Why the European Elites Don’t Seem to Care

With great frustration, Hirsi Ali notes that the reaction of the European elites – including mainstream politicians, journalists, academics, and police leadership – to the post-2015 sexual assault wave was a mix of denial, cover-ups, apathy, cultural relativism, and even blaming the victims. All too many migrant rapists and harassers received slaps on the wrist – if they were caught at all – while women were told by government or media figures to cover up, avoid certain public places, buy pepper spray, etc. Some women were even accused of “xenophobia,” “racism,” or “Islamophobia,” while some lawyers and activists fought hard to ensure that migrant criminals and rapists are not deported (very few are removed anyway). As a classical liberal feminist, the author is particularly disappointed with many Western feminists who, in the age of #MeToo, have chosen to look the other way.

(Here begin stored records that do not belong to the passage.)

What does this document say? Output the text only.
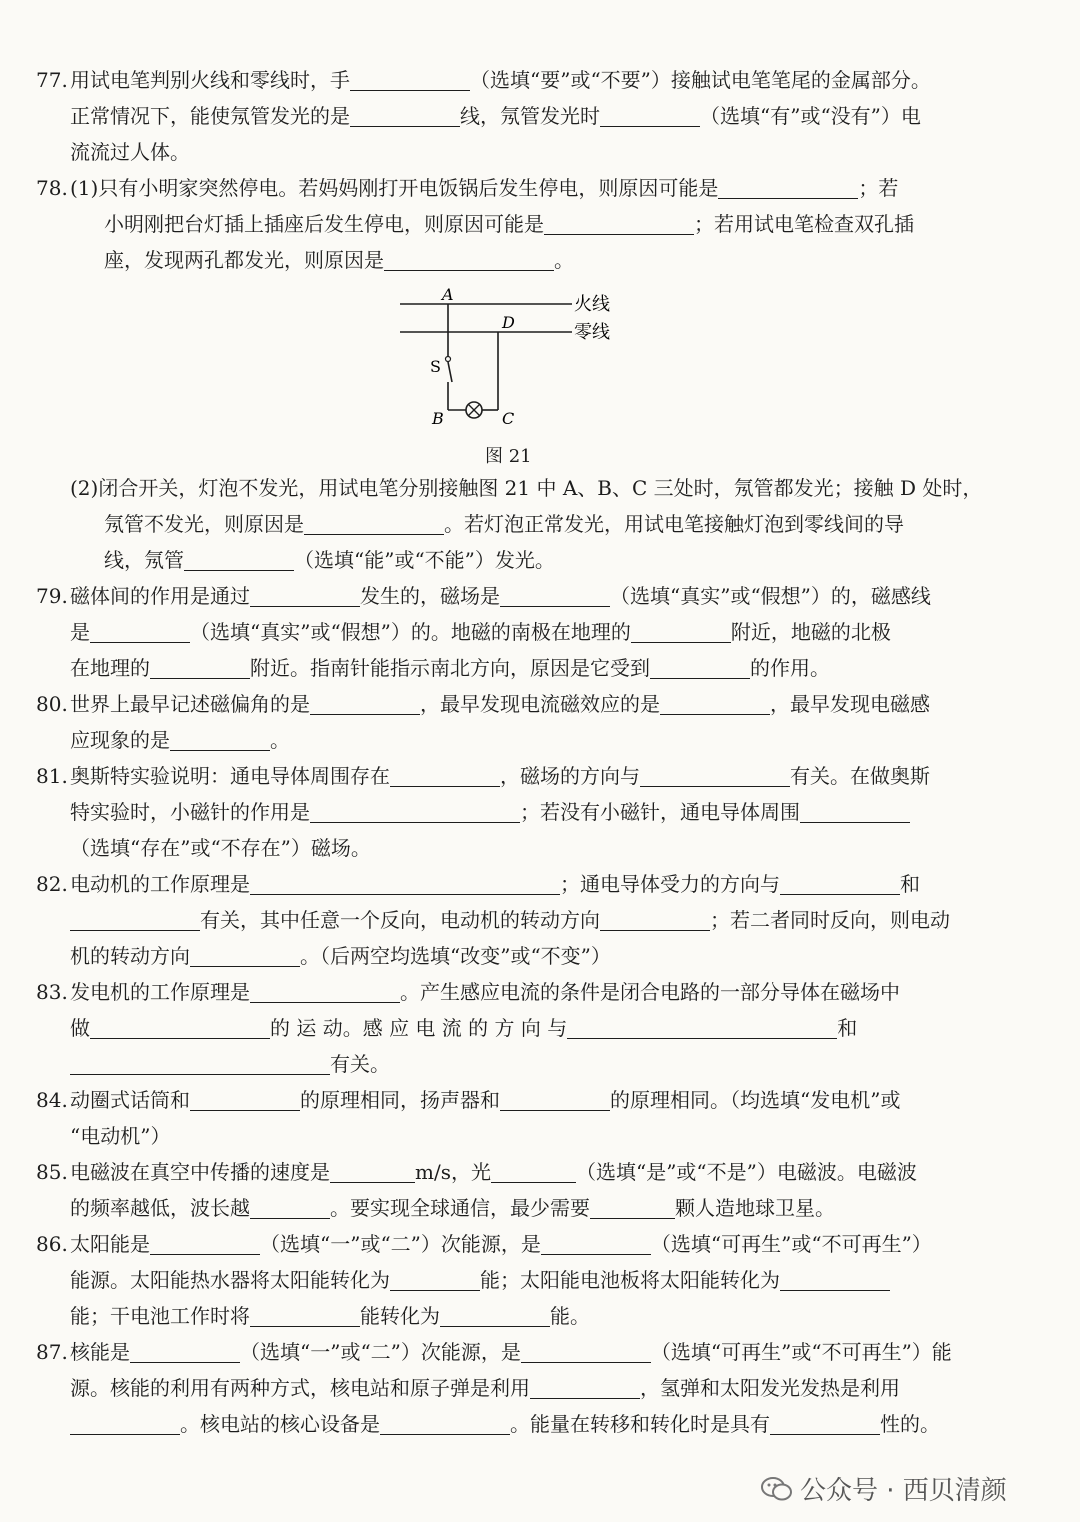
77. 用试电笔判别火线和零线时，手	（选填“要”或“不要”）接触试电笔笔尾的金属部分。
正常情况下，能使氖管发光的是	线，氖管发光时	（选填“有”或“没有”）电
流流过人体。
78. (1)只有小明家突然停电。若妈妈刚打开电饭锅后发生停电，则原因可能是	；若
小明刚把台灯插上插座后发生停电，则原因可能是	；若用试电笔检查双孔插
座，发现两孔都发光，则原因是	。
(2)闭合开关，灯泡不发光，用试电笔分别接触图 21 中 A、B、C 三处时，氖管都发光；接触 D 处时，
氖管不发光，则原因是	。若灯泡正常发光，用试电笔接触灯泡到零线间的导
线，氖管	（选填“能”或“不能”）发光。
79. 磁体间的作用是通过	发生的，磁场是	（选填“真实”或“假想”）的，磁感线
是	（选填“真实”或“假想”）的。地磁的南极在地理的	附近，地磁的北极
在地理的	附近。指南针能指示南北方向，原因是它受到	的作用。
80. 世界上最早记述磁偏角的是	，最早发现电流磁效应的是	，最早发现电磁感
应现象的是	。
81. 奥斯特实验说明：通电导体周围存在	，磁场的方向与	有关。在做奥斯
特实验时，小磁针的作用是	；若没有小磁针，通电导体周围
（选填“存在”或“不存在”）磁场。
82. 电动机的工作原理是	；通电导体受力的方向与	和
有关，其中任意一个反向，电动机的转动方向	；若二者同时反向，则电动
机的转动方向	。（后两空均选填“改变”或“不变”）
83. 发电机的工作原理是	。产生感应电流的条件是闭合电路的一部分导体在磁场中
做	的 运 动。感 应 电 流 的 方 向 与	和
有关。
84. 动圈式话筒和	的原理相同，扬声器和	的原理相同。（均选填“发电机”或
“电动机”）
85. 电磁波在真空中传播的速度是	m/s，光	（选填“是”或“不是”）电磁波。电磁波
的频率越低，波长越	。要实现全球通信，最少需要	颗人造地球卫星。
86. 太阳能是	（选填“一”或“二”）次能源，是	（选填“可再生”或“不可再生”）
能源。太阳能热水器将太阳能转化为	能；太阳能电池板将太阳能转化为
能；干电池工作时将	能转化为	能。
87. 核能是	（选填“一”或“二”）次能源，是	（选填“可再生”或“不可再生”）能
源。核能的利用有两种方式，核电站和原子弹是利用	，氢弹和太阳发光发热是利用
。核电站的核心设备是	。能量在转移和转化时是具有	性的。
A
D
S
B	C
火线
零线
图 21
公众号 · 西贝清颜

Why did the European elites stick their heads in the sand? A big chunk of the puzzle is simply Western guilt and the desire to atone for the sins of the past, such as racism or colonialism. In Germany’s case, the drive to finally overcome the legacy of Hitler and the Holocaust was a major motive in Chancellor Angela Merkel’s decision to open her country’s borders to a mass influx of Middle Eastern migrants and asylum-seekers. The irony is that this not only led to increased sexual assault against women but also more attacks against Jews. The European elites also preferred to keep quiet about migrant sexual assault, lest it benefit so-called “anti-immigration” parties. Center-left parties, having lost many working-class voters, “have embraced the idea that growing numbers of Muslim immigrants are the new proletariat,” and thus prefer to eschew any accusations of “Islamophobia.” And the extreme left even welcomed the migrant crisis as “an opportunity to ‘deal a death blow to capitalism’ and enthusiastically adopted refugee rights as an instrument in their ‘project of universal liberation.’ Indeed, some have embraced the idea of open borders as an almost revolutionary project.” The dignity of women could thus not be allowed to get in the way of mass migration and was sacrificed on the altar of the above interlocking ideological agendas.

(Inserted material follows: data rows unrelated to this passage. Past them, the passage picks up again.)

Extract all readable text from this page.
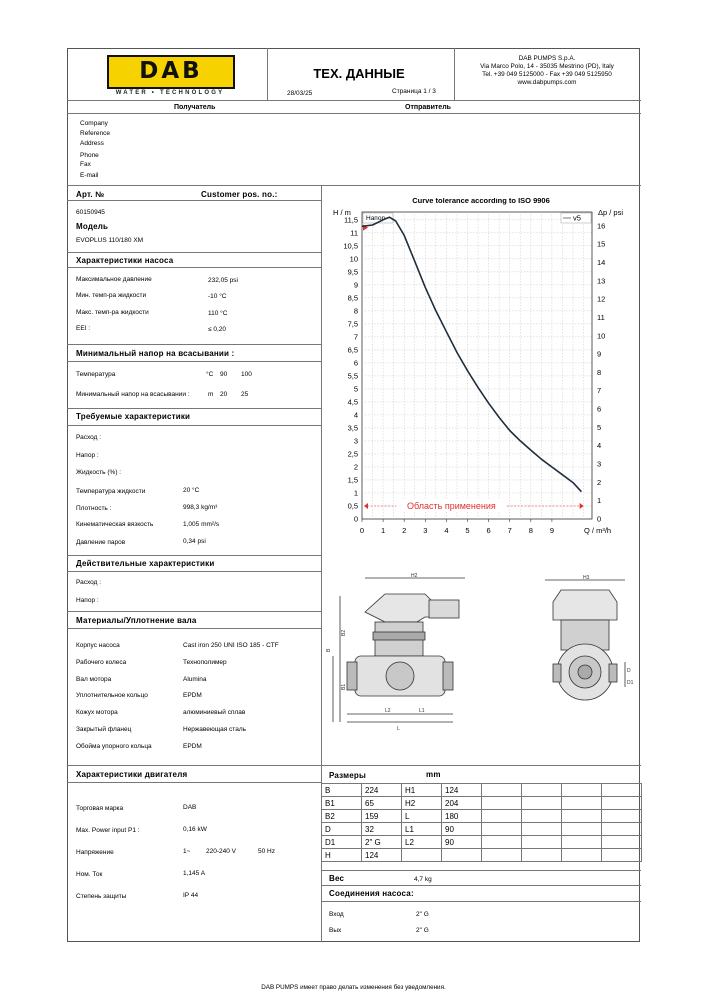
DAB
WATER • TECHNOLOGY
ТЕХ. ДАННЫЕ
28/03/25	Страница 1 / 3
DAB PUMPS S.p.A.
Via Marco Polo, 14 - 35035 Mestrino (PD), Italy
Tel. +39 049 5125000 - Fax +39 049 5125950
www.dabpumps.com
Получатель	Отправитель
Company
Reference
Address
Phone
Fax
E-mail
Арт. №	Customer pos. no.:
60150945
Модель
EVOPLUS 110/180 XM
Характеристики насоса
Максимальное давление	232,05 psi
Мин. темп-ра жидкости	-10 °C
Макс. темп-ра жидкости	110 °C
EEI :	≤ 0,20
Минимальный напор на всасывании :
Температура	°C 90 100
Минимальный напор на всасывании :	m 20 25
Требуемые характеристики
Расход :
Напор :
Жидкость (%) :
Температура жидкости	20 °C
Плотность :	998,3 kg/m³
Кинематическая вязкость	1,005 mm²/s
Давление паров	0,34 psi
Действительные характеристики
Расход :
Напор :
Материалы/Уплотнение вала
Корпус насоса	Cast iron 250 UNI ISO 185 - CTF
Рабочего колеса	Технополимер
Вал мотора	Alumina
Уплотнительное кольцо	EPDM
Кожух мотора	алюминиевый сплав
Закрытый фланец	Нержавеющая сталь
Обойма упорного кольца	EPDM
Характеристики двигателя
Торговая марка	DAB
Max. Power input P1 :	0,16 kW
Напряжение	1~ 220-240 V	50 Hz
Ном. Ток	1,145 A
Степень защиты	IP 44
Размеры	mm
B	224	H1	124				
B1	65	H2	204				
B2	159	L	180				
D	32	L1	90				
D1	2" G	L2	90				
H	124						
Вес	4,7 kg
Соединения насоса:
Вход	2" G
Вых	2" G
Curve tolerance according to ISO 9906
0
0,5
1
1,5
2
2,5
3
3,5
4
4,5
5
5,5
6
6,5
7
7,5
8
8,5
9
9,5
10
10,5
11
11,5
0
1
2
3
4
5
6
7
8
9
10
11
12
13
14
15
16
0 1 2 3 4 5 6 7 8 9
H / m	Δp / psi
Q / m³/h
Напор	v5
Область применения
H2
L2	L1
L
B
B2
B1
H3
D
D1
DAB PUMPS имеет право делать изменения без уведомления.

Hirsi Ali states that it was a “passionate desire to preserve” Western civilization, without which the book “would have no meaning,” and which “allows for liberties and freedoms unlike any other civilization,” that drove her to write the book. To save the West, she proposes fundamentally reforming asylum and immigration, allowing entry primarily on the basis of “how far they [immigrants and asylees]are likely to abide by the laws and adopt the values of their host society.” Above all, Prey is a much-needed reminder of how crucial culture is – or should be – to the immigration debate.